A very interesting way of handling damage in the game would be to give each component of the ship a health value and a heat value. Once heat is above a certain threshold, health starts going down. Some components (fuel tanks, missile storages, reactors, etc) may even instantly explode if they become too hot, so cooling them is a priority. Rail guns, gauss cannons, lasers, reactors and engines all heat up their respective components. Heat in turn slowly spreads to nearby components, while components facing space radiates heat away from the ship. A laser hitting an enemy ship would not inherently do any damage. It would simply heat up whatever ship component it hits, so heat shielding and cooling would be an important aspect of the game. However, missiles can also be made to damage using the heat system. An impact from a projectile in essence just heats up whatever it hits, so why not just simply add a (large) amount of heat based on the speed lost by the projectile when passing through said component? The area-of-effect explosion of the impact will then essentially be handled by the heat spread system, pretty much detonating anything that can detonate in the ship. Both nuclear explosions and explosions caused by ship components detonating would work the same way; just dump a shitload of heat in said component. HYPE!

Any further ideas?

Well if it’s in space where’s there’s little to no air resistance, the missiles could be whatever shape you want:

Nuclear chain shot 8)

Also liking this: Relativistic Kill Vehicle
Their example of a 1kg mass traveling at .99c would impact at the equivalent of 132 megatons, 6 times as much kinetic energy as mass-energy!
Which means the next logical step is to fire 1 kg anti-matter rounds at .99c ;D

Some great end-game weapon tech here, I’d say. Probably tough to balance, though.

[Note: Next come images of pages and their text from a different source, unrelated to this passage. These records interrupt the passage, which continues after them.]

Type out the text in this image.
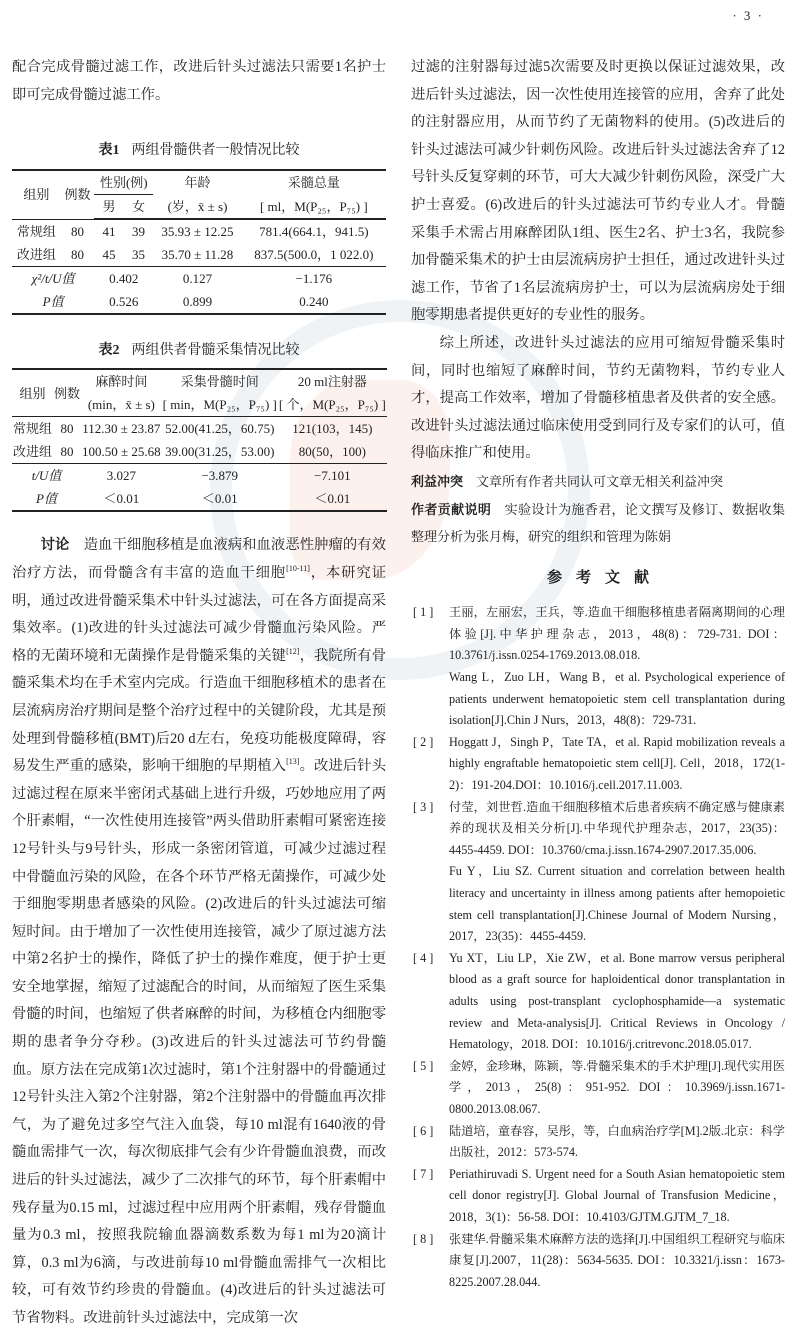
· 3 ·

配合完成骨髓过滤工作，改进后针头过滤法只需要1名护士即可完成骨髓过滤工作。

表1 两组骨髓供者一般情况比较

组别	例数	性别(例)		年龄	采髓总量
		男	女	(岁，x̄ ± s)	[ ml，M(P₂₅，P₇₅) ]

常规组	80	41	39	35.93 ± 12.25	781.4(664.1，941.5)
改进组	80	45	35	35.70 ± 11.28	837.5(500.0，1 022.0)
χ²/t/U值		0.402		0.127	−1.176
P值		0.526		0.899	0.240

表2 两组供者骨髓采集情况比较

组别	例数	麻醉时间	采集骨髓时间	20 ml注射器
		(min，x̄ ± s)	[ min，M(P₂₅，P₇₅) ]	[ 个，M(P₂₅，P₇₅) ]

常规组	80	112.30 ± 23.87	52.00(41.25，60.75)	121(103，145)
改进组	80	100.50 ± 25.68	39.00(31.25，53.00)	80(50，100)
t/U值		3.027	−3.879	−7.101
P值		＜0.01	＜0.01	＜0.01

讨论  造血干细胞移植是血液病和血液恶性肿瘤的有效治疗方法，而骨髓含有丰富的造血干细胞[10-11]，本研究证明，通过改进骨髓采集术中针头过滤法，可在各方面提高采集效率。(1)改进的针头过滤法可减少骨髓血污染风险。严格的无菌环境和无菌操作是骨髓采集的关键[12]，我院所有骨髓采集术均在手术室内完成。行造血干细胞移植术的患者在层流病房治疗期间是整个治疗过程中的关键阶段，尤其是预处理到骨髓移植(BMT)后20 d左右，免疫功能极度障碍，容易发生严重的感染，影响干细胞的早期植入[13]。改进后针头过滤过程在原来半密闭式基础上进行升级，巧妙地应用了两个肝素帽，“一次性使用连接管”两头借助肝素帽可紧密连接12号针头与9号针头，形成一条密闭管道，可减少过滤过程中骨髓血污染的风险，在各个环节严格无菌操作，可减少处于细胞零期患者感染的风险。(2)改进后的针头过滤法可缩短时间。由于增加了一次性使用连接管，减少了原过滤方法中第2名护士的操作，降低了护士的操作难度，便于护士更安全地掌握，缩短了过滤配合的时间，从而缩短了医生采集骨髓的时间，也缩短了供者麻醉的时间，为移植仓内细胞零期的患者争分夺秒。(3)改进后的针头过滤法可节约骨髓血。原方法在完成第1次过滤时，第1个注射器中的骨髓通过12号针头注入第2个注射器，第2个注射器中的骨髓血再次排气，为了避免过多空气注入血袋，每10 ml混有1640液的骨髓血需排气一次，每次彻底排气会有少许骨髓血浪费，而改进后的针头过滤法，减少了二次排气的环节，每个肝素帽中残存量为0.15 ml，过滤过程中应用两个肝素帽，残存骨髓血量为0.3 ml，按照我院输血器滴数系数为每1 ml为20滴计算，0.3 ml为6滴，与改进前每10 ml骨髓血需排气一次相比较，可有效节约珍贵的骨髓血。(4)改进后的针头过滤法可节省物料。改进前针头过滤法中，完成第一次

过滤的注射器每过滤5次需要及时更换以保证过滤效果，改进后针头过滤法，因一次性使用连接管的应用，舍弃了此处的注射器应用，从而节约了无菌物料的使用。(5)改进后的针头过滤法可减少针刺伤风险。改进后针头过滤法舍弃了12号针头反复穿刺的环节，可大大减少针刺伤风险，深受广大护士喜爱。(6)改进后的针头过滤法可节约专业人才。骨髓采集手术需占用麻醉团队1组、医生2名、护士3名，我院参加骨髓采集术的护士由层流病房护士担任，通过改进针头过滤工作，节省了1名层流病房护士，可以为层流病房处于细胞零期患者提供更好的专业性的服务。

综上所述，改进针头过滤法的应用可缩短骨髓采集时间，同时也缩短了麻醉时间，节约无菌物料，节约专业人才，提高工作效率，增加了骨髓移植患者及供者的安全感。改进针头过滤法通过临床使用受到同行及专家们的认可，值得临床推广和使用。

利益冲突  文章所有作者共同认可文章无相关利益冲突

作者贡献说明  实验设计为施香君，论文撰写及修订、数据收集整理分析为张月梅，研究的组织和管理为陈娟

参考文献
[ 1 ]	王丽，左丽宏，王兵，等.造血干细胞移植患者隔离期间的心理体验[J].中华护理杂志，2013，48(8)：729-731. DOI：10.3761/j.issn.0254-1769.2013.08.018.
Wang L，Zuo LH，Wang B，et al. Psychological experience of patients underwent hematopoietic stem cell transplantation during isolation[J].Chin J Nurs，2013，48(8)：729-731.
[ 2 ]	Hoggatt J，Singh P，Tate TA，et al. Rapid mobilization reveals a highly engraftable hematopoietic stem cell[J]. Cell，2018，172(1-2)：191-204.DOI：10.1016/j.cell.2017.11.003.
[ 3 ]	付莹，刘世哲.造血干细胞移植术后患者疾病不确定感与健康素养的现状及相关分析[J].中华现代护理杂志，2017，23(35)：4455-4459. DOI：10.3760/cma.j.issn.1674-2907.2017.35.006.
Fu Y，Liu SZ. Current situation and correlation between health literacy and uncertainty in illness among patients after hemopoietic stem cell transplantation[J].Chinese Journal of Modern Nursing，2017，23(35)：4455-4459.
[ 4 ]	Yu XT，Liu LP，Xie ZW，et al. Bone marrow versus peripheral blood as a graft source for haploidentical donor transplantation in adults using post-transplant cyclophosphamide—a systematic review and Meta-analysis[J]. Critical Reviews in Oncology / Hematology，2018. DOI：10.1016/j.critrevonc.2018.05.017.
[ 5 ]	金婷，金珍琳，陈颖，等.骨髓采集术的手术护理[J].现代实用医学，2013，25(8)：951-952. DOI：10.3969/j.issn.1671-0800.2013.08.067.
[ 6 ]	陆道培，童春容，吴彤，等，白血病治疗学[M].2版.北京：科学出版社，2012：573-574.
[ 7 ]	Periathiruvadi S. Urgent need for a South Asian hematopoietic stem cell donor registry[J]. Global Journal of Transfusion Medicine，2018，3(1)：56-58. DOI：10.4103/GJTM.GJTM_7_18.
[ 8 ]	张建华.骨髓采集术麻醉方法的选择[J].中国组织工程研究与临床康复[J].2007，11(28)：5634-5635. DOI：10.3321/j.issn：1673-8225.2007.28.044.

I’m not sure if balancing this would actually be that difficult, if you exaggerate some of the inherent drawbacks of each type of weapon.

  • Kinetic missile: Somewhat fast and relatively sturdy since it is made of solid metal. Damage strongly depends on the speed difference between the ships making the missile situational, but at least it’s simple to manufacture.
  • Nuclear missile: Can be extremely powerful without depending on a speed difference, but they have a minimum size and are therefore much bulkier and heavier, making it easier to intercept these missiles. The fact that they rely on fine mechanisms to trigger a nuclear reaction in the warhead further enhances their weakness against missile defense as they are easy to disable (without triggering a nuclear explosion).
  • Anti-matter missiles: Powerful as hell. Also suffers from size problems but not to the same degree as nuclear warheads. Always explodes when destroyed, meaning that a single shot down missile can prematurely detonate an entire volley. Dangerous to store on a ship.
  • Rail guns/Gauss cannons: Useful for missile defense and bombardments of enemy ships. Projectiles weigh almost nothing, so it’s possible to fire a huge number of rounds with sufficient power and cooling.
  • Lasers: Great for missile defense and combat at relatively short distance. Ships equipped with lasers can attempt to get close to enemy ships by protecting themselves with their lasers against missiles and then cut up everything in range without having to worry about running out of missiles.

Nuclear missiles are good against enemies with weaker missile defense. Anti-matter missiles are better than nuclear missiles, but they inherently carry a risk since the anti-matter has to be kept stable. Kinetic missiles are heavy since you need lots of them, but in sufficient numbers they can overcome any missile defense system. Rail guns can easily shoot missiles and also weakly bombard enemy ships at medium range. Lasers bring great defensive and offensive capabilities but are short ranged.